From the experiments we have seen that generally the biLSTM-CRF architecture outperforms the SVM model. The benefit of using the whole set of features is evident in the training part, but while testing the inclusion of the features not always leads to better results.
In addition, some of the features designed in our experiments are tailored to the case of classical music, hence they might not be representative if applied to other fields.
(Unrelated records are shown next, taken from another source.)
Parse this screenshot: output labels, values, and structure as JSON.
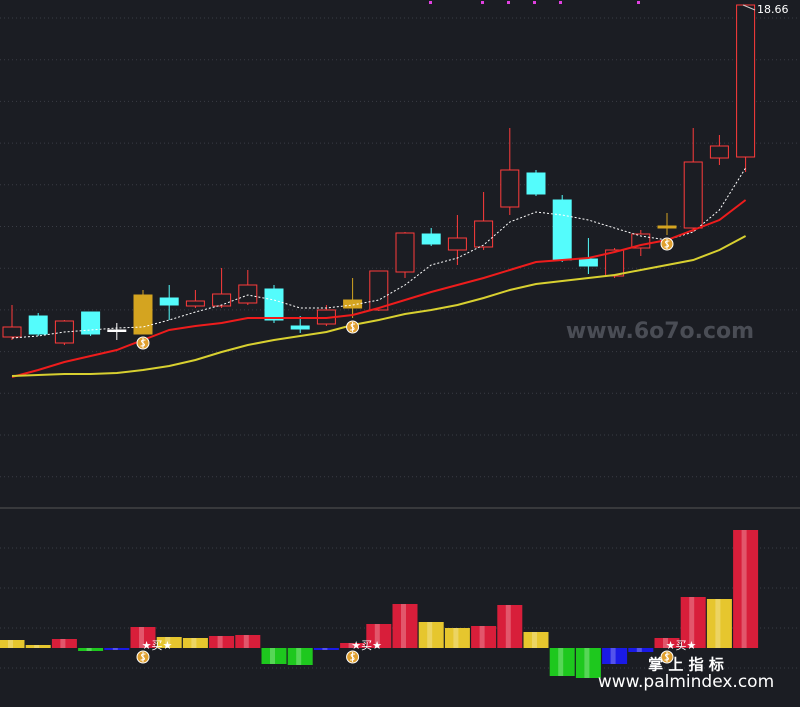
{
  "chart_data": [
    {
      "type": "candlestick",
      "ylim": [
        8.66,
        18.76
      ],
      "grid": true,
      "up_color": "#ff3b3b",
      "open": [
        12.02,
        12.44,
        11.9,
        12.52,
        12.16,
        12.08,
        12.8,
        12.64,
        12.64,
        12.7,
        12.98,
        12.24,
        12.28,
        12.6,
        12.56,
        13.32,
        14.08,
        13.76,
        13.82,
        14.62,
        15.3,
        14.76,
        13.58,
        13.24,
        13.8,
        14.2,
        14.2,
        15.6,
        15.62
      ],
      "high": [
        12.66,
        12.5,
        12.36,
        12.52,
        12.3,
        12.96,
        13.06,
        12.96,
        13.4,
        13.36,
        13.06,
        12.44,
        12.66,
        13.2,
        13.34,
        14.12,
        14.2,
        14.46,
        14.92,
        16.2,
        15.36,
        14.86,
        14.0,
        13.8,
        14.16,
        14.5,
        16.2,
        16.06,
        18.66
      ],
      "low": [
        11.96,
        12.04,
        11.86,
        12.04,
        11.96,
        12.08,
        12.36,
        12.6,
        12.6,
        12.66,
        12.3,
        12.1,
        12.24,
        12.4,
        12.54,
        13.2,
        13.84,
        13.46,
        13.76,
        14.46,
        14.84,
        13.52,
        13.28,
        13.2,
        13.64,
        14.06,
        14.12,
        15.46,
        15.32
      ],
      "close": [
        12.22,
        12.08,
        12.34,
        12.08,
        12.16,
        12.86,
        12.66,
        12.74,
        12.88,
        13.06,
        12.36,
        12.18,
        12.56,
        12.76,
        13.34,
        14.1,
        13.88,
        14.0,
        14.34,
        15.36,
        14.88,
        13.56,
        13.44,
        13.76,
        14.08,
        14.24,
        15.52,
        15.84,
        18.66
      ],
      "colors": [
        "#ff3b3b",
        "#54fcfc",
        "#ff3b3b",
        "#54fcfc",
        "#ffffff",
        "#d4a420",
        "#54fcfc",
        "#ff3b3b",
        "#ff3b3b",
        "#ff3b3b",
        "#54fcfc",
        "#54fcfc",
        "#ff3b3b",
        "#d4a420",
        "#ff3b3b",
        "#ff3b3b",
        "#54fcfc",
        "#ff3b3b",
        "#ff3b3b",
        "#ff3b3b",
        "#54fcfc",
        "#54fcfc",
        "#54fcfc",
        "#ff3b3b",
        "#ff3b3b",
        "#d4a420",
        "#ff3b3b",
        "#ff3b3b",
        "#ff3b3b"
      ],
      "lines": [
        {
          "color": "#ffffff",
          "style": "dotted",
          "values": [
            12.0,
            12.04,
            12.12,
            12.16,
            12.2,
            12.22,
            12.36,
            12.52,
            12.66,
            12.86,
            12.76,
            12.6,
            12.6,
            12.66,
            12.76,
            13.06,
            13.46,
            13.6,
            13.86,
            14.32,
            14.52,
            14.46,
            14.36,
            14.2,
            14.04,
            13.96,
            14.12,
            14.56,
            15.4
          ]
        },
        {
          "color": "#ee1c1c",
          "style": "solid",
          "values": [
            11.22,
            11.36,
            11.52,
            11.64,
            11.76,
            11.96,
            12.16,
            12.24,
            12.3,
            12.4,
            12.4,
            12.4,
            12.4,
            12.46,
            12.6,
            12.76,
            12.92,
            13.06,
            13.2,
            13.36,
            13.52,
            13.56,
            13.6,
            13.72,
            13.86,
            13.96,
            14.16,
            14.36,
            14.76
          ]
        },
        {
          "color": "#d8d030",
          "style": "solid",
          "values": [
            11.24,
            11.26,
            11.28,
            11.28,
            11.3,
            11.36,
            11.44,
            11.56,
            11.72,
            11.86,
            11.96,
            12.04,
            12.12,
            12.26,
            12.36,
            12.48,
            12.56,
            12.66,
            12.8,
            12.96,
            13.08,
            13.14,
            13.2,
            13.26,
            13.36,
            13.46,
            13.56,
            13.76,
            14.04
          ]
        }
      ],
      "watermark": "www.6o7o.com"
    },
    {
      "type": "bar",
      "ylim": [
        -59,
        140
      ],
      "grid": true,
      "values": [
        8,
        3,
        9,
        -3,
        -2,
        21,
        11,
        10,
        12,
        13,
        -16,
        -17,
        -2,
        5,
        24,
        44,
        26,
        20,
        22,
        43,
        16,
        -28,
        -30,
        -16,
        -4,
        10,
        51,
        49,
        118
      ],
      "colors": [
        "#e6c62e",
        "#e6c62e",
        "#d81e3a",
        "#1ec81e",
        "#1a1ae6",
        "#d81e3a",
        "#e6c62e",
        "#e6c62e",
        "#d81e3a",
        "#d81e3a",
        "#1ec81e",
        "#1ec81e",
        "#1a1ae6",
        "#d81e3a",
        "#d81e3a",
        "#d81e3a",
        "#e6c62e",
        "#e6c62e",
        "#d81e3a",
        "#d81e3a",
        "#e6c62e",
        "#1ec81e",
        "#1ec81e",
        "#1a1ae6",
        "#1a1ae6",
        "#d81e3a",
        "#d81e3a",
        "#e6c62e",
        "#d81e3a"
      ],
      "signals": [
        null,
        null,
        null,
        null,
        null,
        "★买★",
        null,
        null,
        null,
        null,
        null,
        null,
        null,
        "★买★",
        null,
        null,
        null,
        null,
        null,
        null,
        null,
        null,
        null,
        null,
        null,
        "★买★",
        null,
        null,
        null
      ],
      "watermark": [
        "掌 上 指 标",
        "www.palmindex.com"
      ]
    }
  ]
}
We do not exclude that our method can be adapted for detecting other kinds of entity, but it might be needed to redefine the features according to the case considered.
Similarly, it has not been found a particular advantage of using the pre-trained embeddings instead of the one trained with our corpora. Furthermore, we verified the statistical significance of our experiment by using Wilcoxon Rank-Sum Test, concluding that there have been not significant difference between the various model considered while testing.
The information extracted from the schedule also presents several limitations. In fact, the hypothesis that a tweet is referring to a track broadcasted is not always verified. Even if it is common that radio listeners do comments about tracks played, or give suggestion to the radio host about what they would like to listen, it is also true that they might refer to a Contributor or Musical Work unrelated to the radio schedule.